Q —Can humanism be considered a religion?

A — It seems to me that there are perhaps two ways of answering this question, from a legal point of view and from a theological point of view. From a legal point of view the Federal Bureau of Prisons has come to recognize humanism as a religion after the settlement of a lawsuit brought about by a prison inmate.
In this legal context, the Federal Bureau acknowledges humanism as a “worldview”, similar to religious “worldviews”, with all the rights and privileges that flow from this acknowledgment.

From the point of view of Christian theology, however, humanism may not be considered a religion. The reason? There is no explicit reference to the transcendent reality that we know as God, or in some religious traditions “the gods,” or salvation.

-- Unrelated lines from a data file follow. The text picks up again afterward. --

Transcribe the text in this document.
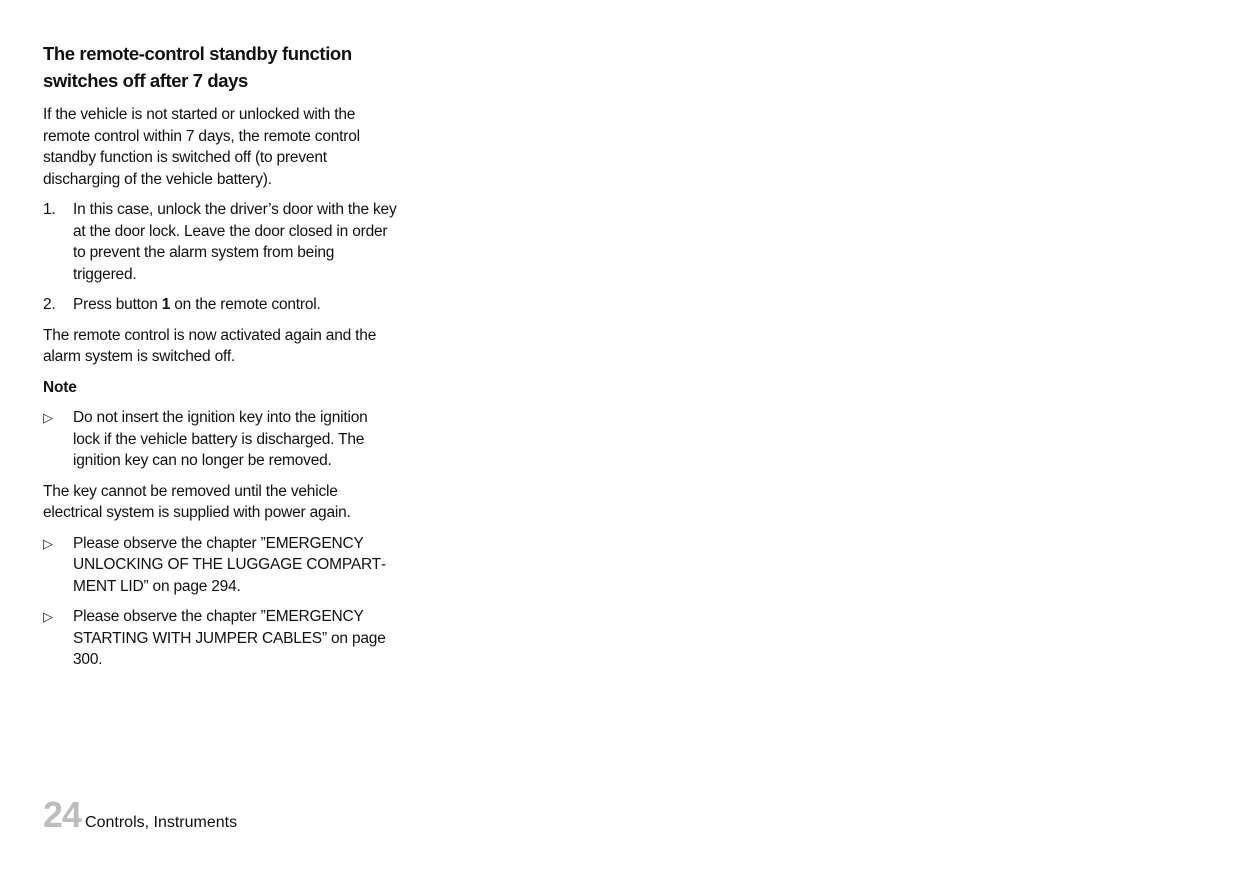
The remote-control standby function switches off after 7 days

If the vehicle is not started or unlocked with the remote control within 7 days, the remote control standby function is switched off (to prevent discharging of the vehicle battery).

1.	In this case, unlock the driver’s door with the key at the door lock. Leave the door closed in order to prevent the alarm system from being triggered.
2.	Press button 1 on the remote control.

The remote control is now activated again and the alarm system is switched off.

Note
▷	Do not insert the ignition key into the ignition lock if the vehicle battery is discharged. The ignition key can no longer be removed.

The key cannot be removed until the vehicle electrical system is supplied with power again.

▷	Please observe the chapter ”EMERGENCY UNLOCKING OF THE LUGGAGE COMPARTMENT LID” on page 294.
▷	Please observe the chapter ”EMERGENCY STARTING WITH JUMPER CABLES” on page 300.
24 Controls, Instruments
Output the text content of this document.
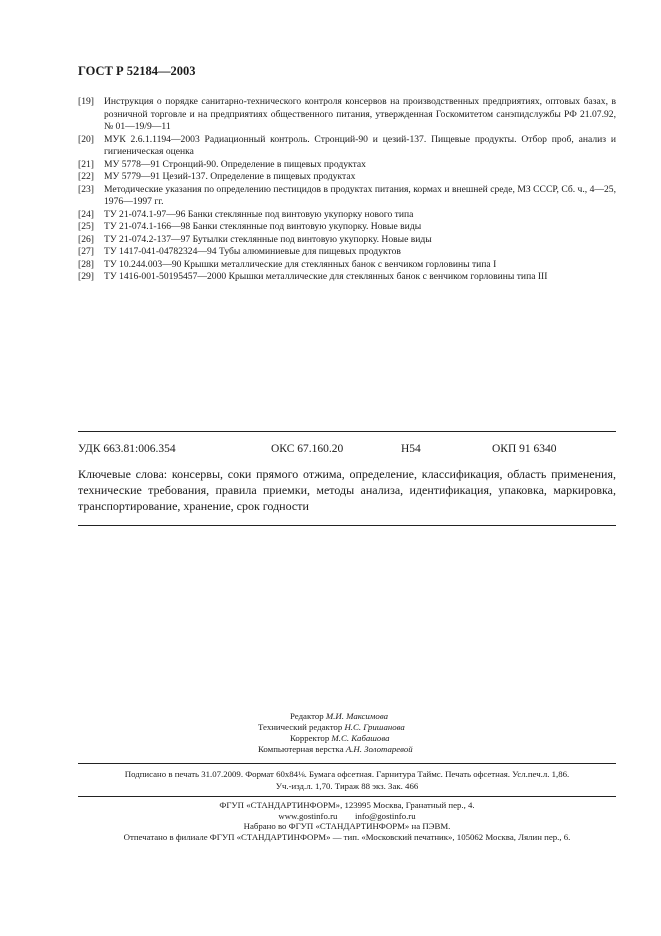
ГОСТ Р 52184—2003
[19]	Инструкция о порядке санитарно-технического контроля консервов на производственных предприятиях, оптовых базах, в розничной торговле и на предприятиях общественного питания, утвержденная Госкомитетом санэпидслужбы РФ 21.07.92, № 01—19/9—11
[20]	МУК 2.6.1.1194—2003 Радиационный контроль. Стронций-90 и цезий-137. Пищевые продукты. Отбор проб, анализ и гигиеническая оценка
[21]	МУ 5778—91 Стронций-90. Определение в пищевых продуктах
[22]	МУ 5779—91 Цезий-137. Определение в пищевых продуктах
[23]	Методические указания по определению пестицидов в продуктах питания, кормах и внешней среде, МЗ СССР, Сб. ч., 4—25, 1976—1997 гг.
[24]	ТУ 21-074.1-97—96 Банки стеклянные под винтовую укупорку нового типа
[25]	ТУ 21-074.1-166—98 Банки стеклянные под винтовую укупорку. Новые виды
[26]	ТУ 21-074.2-137—97 Бутылки стеклянные под винтовую укупорку. Новые виды
[27]	ТУ 1417-041-04782324—94 Тубы алюминиевые для пищевых продуктов
[28]	ТУ 10.244.003—90 Крышки металлические для стеклянных банок с венчиком горловины типа I
[29]	ТУ 1416-001-50195457—2000 Крышки металлические для стеклянных банок с венчиком горловины типа III
УДК 663.81:006.354	ОКС 67.160.20	Н54	ОКП 91 6340
Ключевые слова: консервы, соки прямого отжима, определение, классификация, область применения, технические требования, правила приемки, методы анализа, идентификация, упаковка, маркировка, транспортирование, хранение, срок годности
Редактор М.И. Максимова
Технический редактор Н.С. Гришанова
Корректор М.С. Кабашова
Компьютерная верстка А.Н. Золотаревой
Подписано в печать 31.07.2009. Формат 60x84⅛. Бумага офсетная. Гарнитура Таймс. Печать офсетная. Усл.печ.л. 1,86.
Уч.-изд.л. 1,70. Тираж 88 экз. Зак. 466
ФГУП «СТАНДАРТИНФОРМ», 123995 Москва, Гранатный пер., 4.
www.gostinfo.ru info@gostinfo.ru
Набрано во ФГУП «СТАНДАРТИНФОРМ» на ПЭВМ.
Отпечатано в филиале ФГУП «СТАНДАРТИНФОРМ» — тип. «Московский печатник», 105062 Москва, Лялин пер., 6.
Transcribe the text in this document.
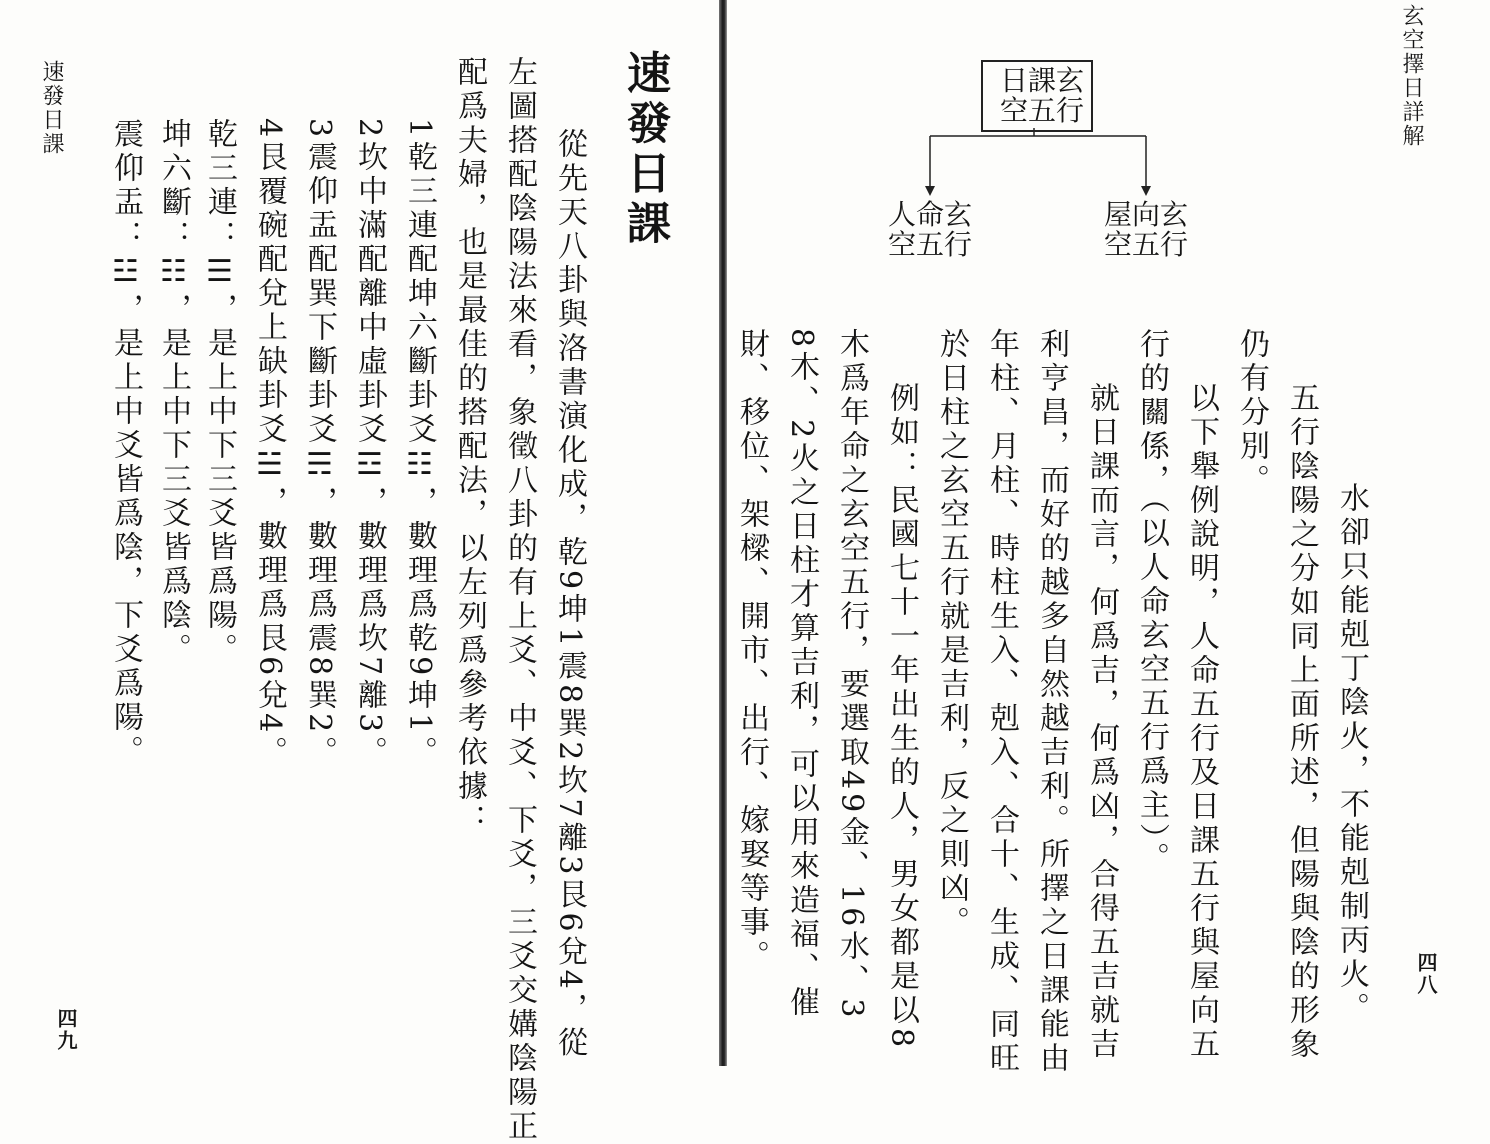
速發日課
四九
速發日課
從先天八卦與洛書演化成，乾9坤1震8巽2坎7離3艮6兌4，從
左圖搭配陰陽法來看，象徵八卦的有上爻、中爻、下爻，三爻交媾陰陽正
配爲夫婦，也是最佳的搭配法，以左列爲參考依據：
1乾三連配坤六斷卦爻☷，數理爲乾9坤1。
2坎中滿配離中虛卦爻☲，數理爲坎7離3。
3震仰盂配巽下斷卦爻☴，數理爲震8巽2。
4艮覆碗配兌上缺卦爻☱，數理爲艮6兌4。
乾三連：☰，是上中下三爻皆爲陽。
坤六斷：☷，是上中下三爻皆爲陰。
震仰盂：☳，是上中爻皆爲陰，下爻爲陽。
玄空擇日詳解
四八
日課玄
空五行
人命玄
空五行
屋向玄
空五行
水卻只能剋丁陰火，不能剋制丙火。
五行陰陽之分如同上面所述，但陽與陰的形象
仍有分別。
以下舉例說明，人命五行及日課五行與屋向五
行的關係，（以人命玄空五行爲主）。
就日課而言，何爲吉，何爲凶，合得五吉就吉
利亨昌，而好的越多自然越吉利。所擇之日課能由
年柱、月柱、時柱生入、剋入、合十、生成、同旺
於日柱之玄空五行就是吉利，反之則凶。
例如：民國七十一年出生的人，男女都是以8
木爲年命之玄空五行，要選取49金、16水、3
8木、2火之日柱才算吉利，可以用來造福、催
財、移位、架樑、開市、出行、嫁娶等事。
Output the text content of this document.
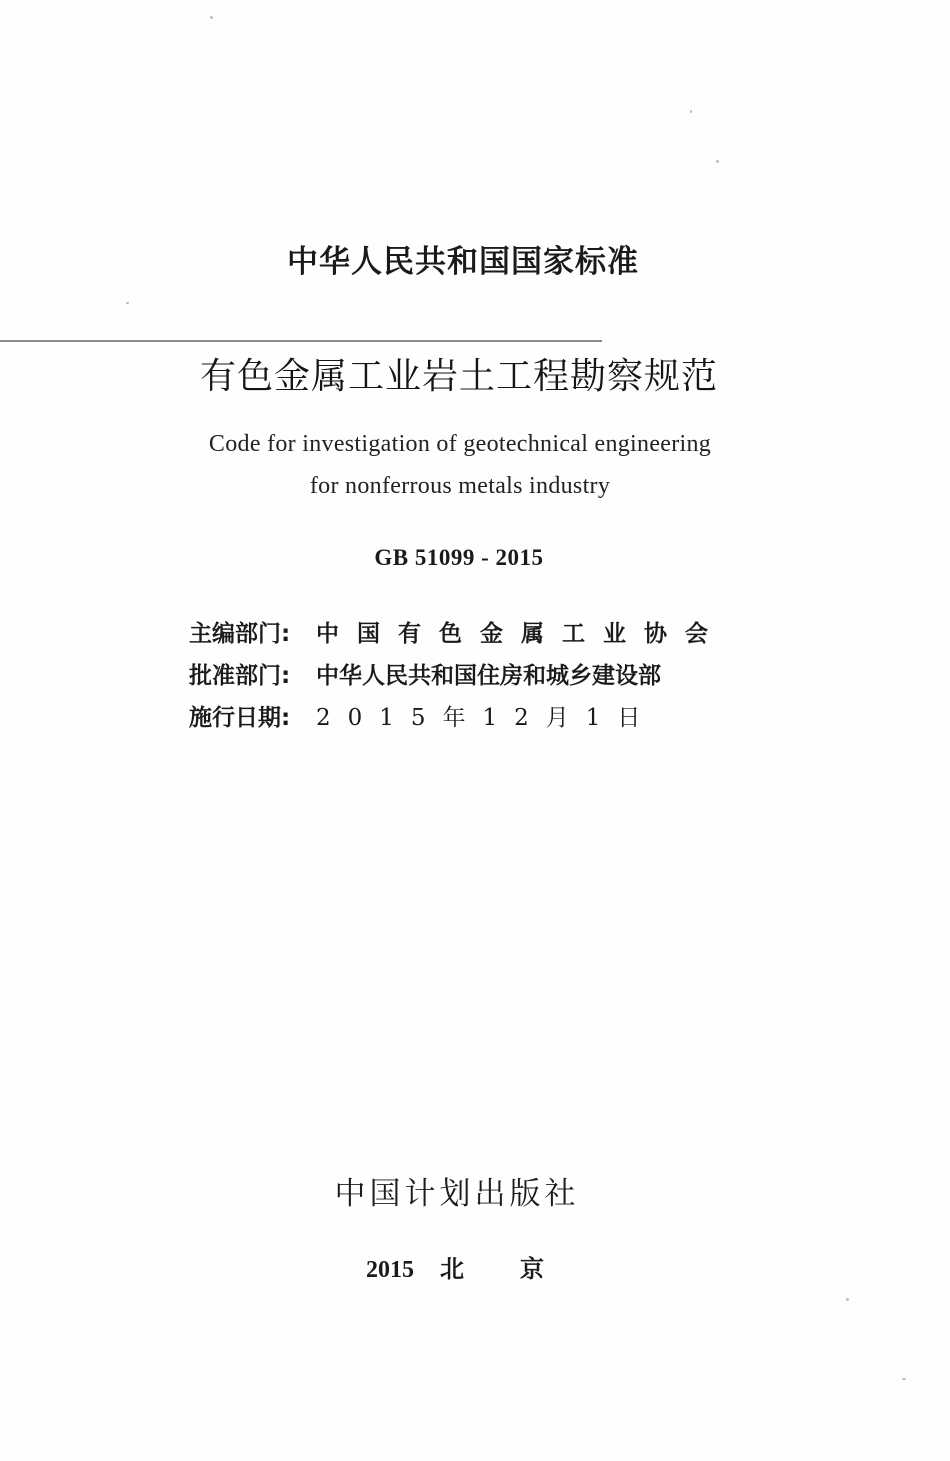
中华人民共和国国家标准
有色金属工业岩土工程勘察规范
Code for investigation of geotechnical engineering
for nonferrous metals industry
GB 51099 - 2015
主编部门:	中国有色金属工业协会
批准部门:	中华人民共和国住房和城乡建设部
施行日期:	2015年12月1日
中国计划出版社
2015 北 京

I think such a transcendent reference is essential to the definition of religion. I find the comments of the Scottish philosopher of religion, Ninian Smart (1927-2001) very helpful here and Smart had a broad and deep understanding of the religious traditions of the world.

This is what he wrote: “It is unrealistic to treat Marxism as a religion: though it possesses doctrines, symbols, a moral code, and even sometimes rituals, it denies the possibility of an experience with the invisible world. Neither relationship to a personal God nor the hope of an experience of salvation or nirvana can be significant for the Marxist. Likewise Humanism, because it fixes its sights on this-worldly aims, is essentially non-religious.” [Ninian Smart, “The Religious Experience of Mankind” (London: Collins, 1971), pages 22-23].